Deceit lurks during winter holiday season

Photo labeled for noncommercial reuse by Jonathan Meath.

Santa, an imaginary man with a red outfit lined with white fur and a bag of presents, is widely known in Christmas traditions.

With Thanksgiving officially over and the leftovers slowly rotting in the fridge, it is time to talk about Santa. More specifically, that fact that he does not exist. Shocking as it may seem to the four-year-olds reading this article, Santa can not travel across the entire world in one night, stuffing presents under trees and his face full of cookies. Still, I think the lie is pretty fun.

For the most part, kids like Santa because to them magic is the greatest thing since Team Umizoomi hit Amazon instant video and because Santa is definitely magical. That said, some psychologists say that those lies can wither the trust in the parent-child relationship.

“If a child learns they were consistently lied to for years, they may wonder what else they have been lies they’ve been told,” psychologist and professor at the University of Exeter Christopher Boyle said.

I do not necessarily agree, though, because I believed in Santa for a hot second. However, when I realized he was fake, I did not immediately stop trusting my parents. Plus, no longer believing is kind of a rite of passage – you have exited childhood when you stop believing in Santa.

Cyndy Scheibe, a psychology professor from Ithaca College, argues that it is part of child development you can observe and should really be protected.
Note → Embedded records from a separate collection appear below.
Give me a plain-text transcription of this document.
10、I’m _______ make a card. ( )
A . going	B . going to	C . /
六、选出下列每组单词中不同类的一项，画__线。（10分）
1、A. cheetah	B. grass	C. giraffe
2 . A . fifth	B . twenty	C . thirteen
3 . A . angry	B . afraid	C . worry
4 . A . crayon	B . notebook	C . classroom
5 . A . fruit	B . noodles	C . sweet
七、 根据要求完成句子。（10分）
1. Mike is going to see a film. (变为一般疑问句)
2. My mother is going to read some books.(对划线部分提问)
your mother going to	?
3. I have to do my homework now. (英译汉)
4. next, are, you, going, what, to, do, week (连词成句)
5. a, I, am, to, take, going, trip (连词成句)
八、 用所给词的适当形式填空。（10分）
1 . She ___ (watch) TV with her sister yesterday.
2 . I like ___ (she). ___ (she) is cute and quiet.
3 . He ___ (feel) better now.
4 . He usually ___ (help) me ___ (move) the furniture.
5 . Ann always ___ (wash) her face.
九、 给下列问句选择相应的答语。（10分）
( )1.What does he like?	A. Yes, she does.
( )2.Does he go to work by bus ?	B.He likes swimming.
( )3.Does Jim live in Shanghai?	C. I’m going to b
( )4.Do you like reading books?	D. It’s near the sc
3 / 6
When children discover on their own, that the world is not what they thought it was, it does not usually lead to distrust.
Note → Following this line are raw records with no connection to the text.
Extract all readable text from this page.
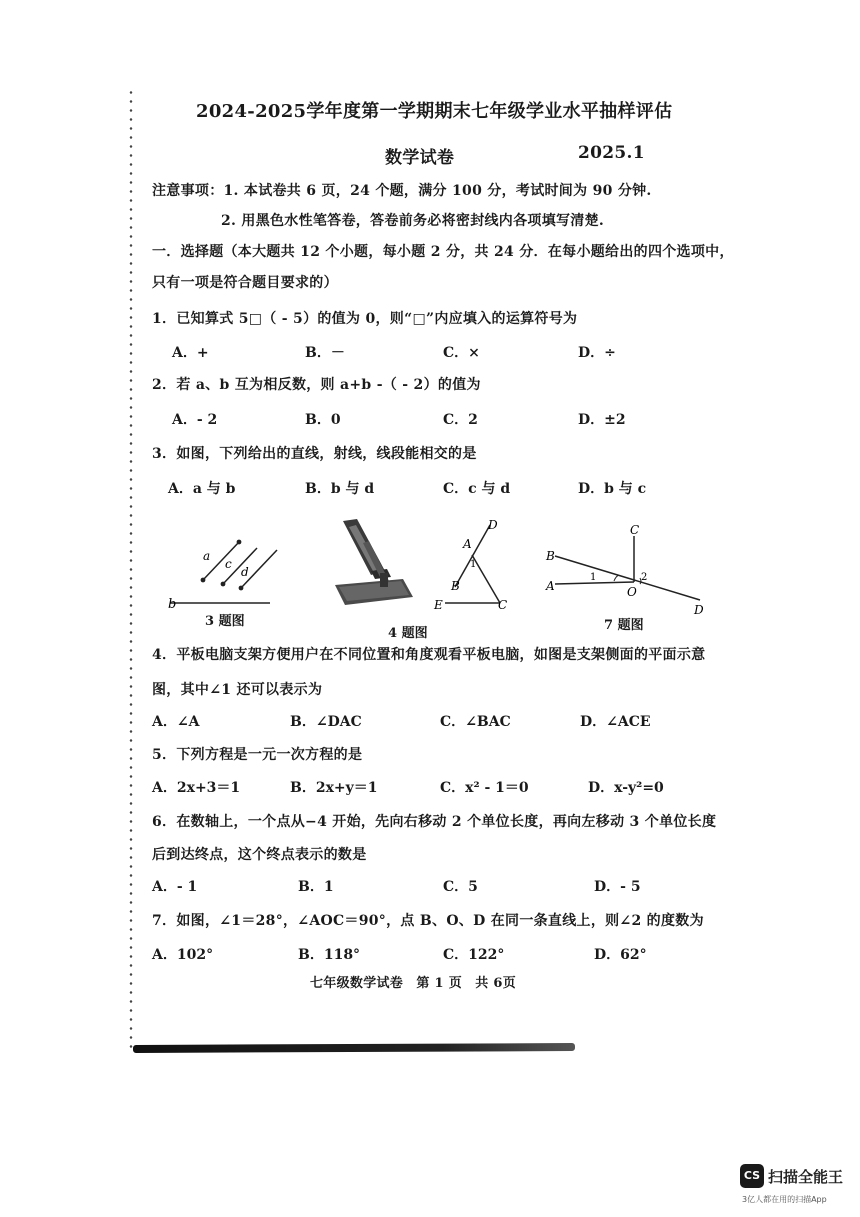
2024-2025学年度第一学期期末七年级学业水平抽样评估
数学试卷	2025.1
注意事项：1. 本试卷共 6 页，24 个题，满分 100 分，考试时间为 90 分钟.
2. 用黑色水性笔答卷，答卷前务必将密封线内各项填写清楚.
一．选择题（本大题共 12 个小题，每小题 2 分，共 24 分．在每小题给出的四个选项中，
只有一项是符合题目要求的）
1．已知算式 5□（ - 5）的值为 0，则“□”内应填入的运算符号为
A．+	B．－	C．×	D．÷
2．若 a、b 互为相反数，则 a+b -（ - 2）的值为
A．- 2	B．0	C．2	D．±2
3．如图，下列给出的直线，射线，线段能相交的是
A．a 与 b	B．b 与 d	C．c 与 d	D．b 与 c
a
c
d
b
3 题图
D
A
1
B
E	C
4 题图
C
B
1	2
A	O
D
7 题图
4．平板电脑支架方便用户在不同位置和角度观看平板电脑，如图是支架侧面的平面示意
图，其中∠1 还可以表示为
A．∠A	B．∠DAC	C．∠BAC	D．∠ACE
5．下列方程是一元一次方程的是
A．2x+3＝1	B．2x+y＝1	C．x² - 1＝0	D．x-y²=0
6．在数轴上，一个点从−4 开始，先向右移动 2 个单位长度，再向左移动 3 个单位长度
后到达终点，这个终点表示的数是
A．- 1	B．1	C．5	D．- 5
7．如图，∠1＝28°，∠AOC＝90°，点 B、O、D 在同一条直线上，则∠2 的度数为
A．102°	B．118°	C．122°	D．62°
七年级数学试卷　第 1 页　共 6页
CS 扫描全能王
3亿人都在用的扫描App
“Santa does not hold up to sophisticated scrutiny,” Schiebe said. “By 12, most children have decided reindeer can not fly, one man can not get to every chimney in one night, and that some houses don’t even have chimneys.”

The idea of Santa is a fun one that I think we should keep up with. Of course, many probably have moral qualms about lying to kids, but, in this case, why would you not want kids to experience a little magic.